The admissibility of the exclusionary clause was not disputed either before the trial court or the appellate courtits admissibility was a foregone conclusionbut the instruction given had the effect of upholding the clause as a matter of law by telling the jury that if it found the storage was "at Middleton's risk", it must find for Cato. That was error. The jury should have been instructed that under the law such provisions must be clear and explicit and strictly construed against Cato, the party seeking to rely on it. So instructed, the jury could then decide whether the clause met those requirements of the law.

Additionally, here the trial court rejected as irrelevant proffered testimony by Ms. Connie Ford, branch manager of the bank, that she told the bank's customers that coins and currency were not to be kept in the box, only documents such as wills and deeds. While the appellees take issue with that assertion, it was of course for the jury to determine whether the bank knew it was being made the custodian of coins and currency and, if so, to determine the extent of its exposure to a loss arising from such custody. That consideration was sensibly analyzed in relation to exculpatory clauses by the concurring opinion in Real Good Food Store, Inc. v. First National Bank of Oregon, 276 Or. 1057, 557 P.2d 654 (1976), involving liability for night deposits:

[U]sually, the bailor, after transferring possession of the goods to the bailee, is unaware of the disposition made of his property. For this reason the bailor is *651 entitled to a presumption of negligence on the part of the bailee if the goods are not returned upon demand. And for the same reason, it may be unreasonable to allow a public bailee to disclaim responsibility for stored goods by an exculpatory clause.
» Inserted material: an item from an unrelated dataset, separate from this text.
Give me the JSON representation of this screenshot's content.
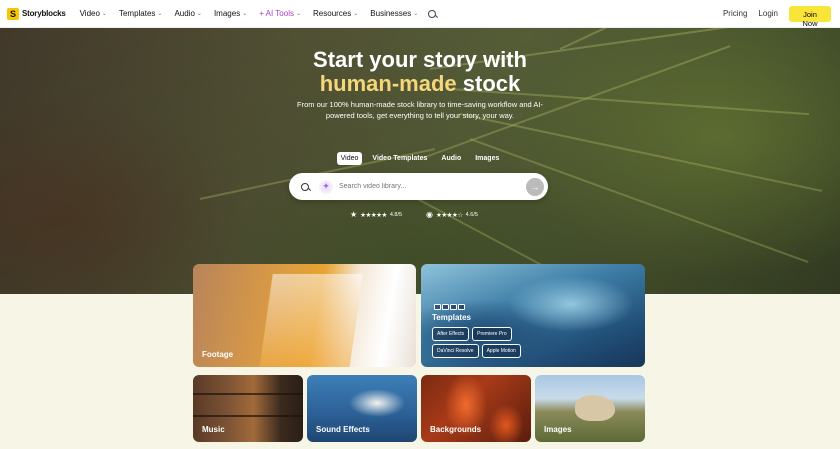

But where the bailee has no knowledge of the value or contents of stored goods or even that goods have been entrusted, as here, a different rule is called for. [Emphasis in original.]

That reasoning, I submit, is soundly applicable to safety deposit boxes. Unlike bailments generally, a safety deposit box holder has access to the contents of the box which is at least equal to, and probably greater than, that of the bank. Neither can acquire the box itself without the other, but once acquired, the customer then has access to the contents in the privacy of a booth, or at least beyond the ken of the bank employees. What is removed from or added to the box is largely a matter which the customer alone determines.

In view of the foregoing it seems to me to be especially tenuous to conclude that this provision is against public policy, assuming that is the implicit holding of the majority. In Bene v. New York Life Insurance Co., 191 Ark. 714, 87 S.W.2d 979 (1935), we said:

As to whether a contract is against the public policy is a question of law for the court to determine from all the circumstances of each case. Persons should not be unnecessarily restricted in their freedom to make contracts, and a court will not hold that a contract is void, as being contrary to public policy, unless the contract binds one to do something which is injurious to the public interest.

I find nothing injurious to the public interest in permitting a jury to determine from all the evidence whether these parties are bound under the applicable law by the agreement they entered into.

HOLT, C.J., and TURNER, J., join this dissent.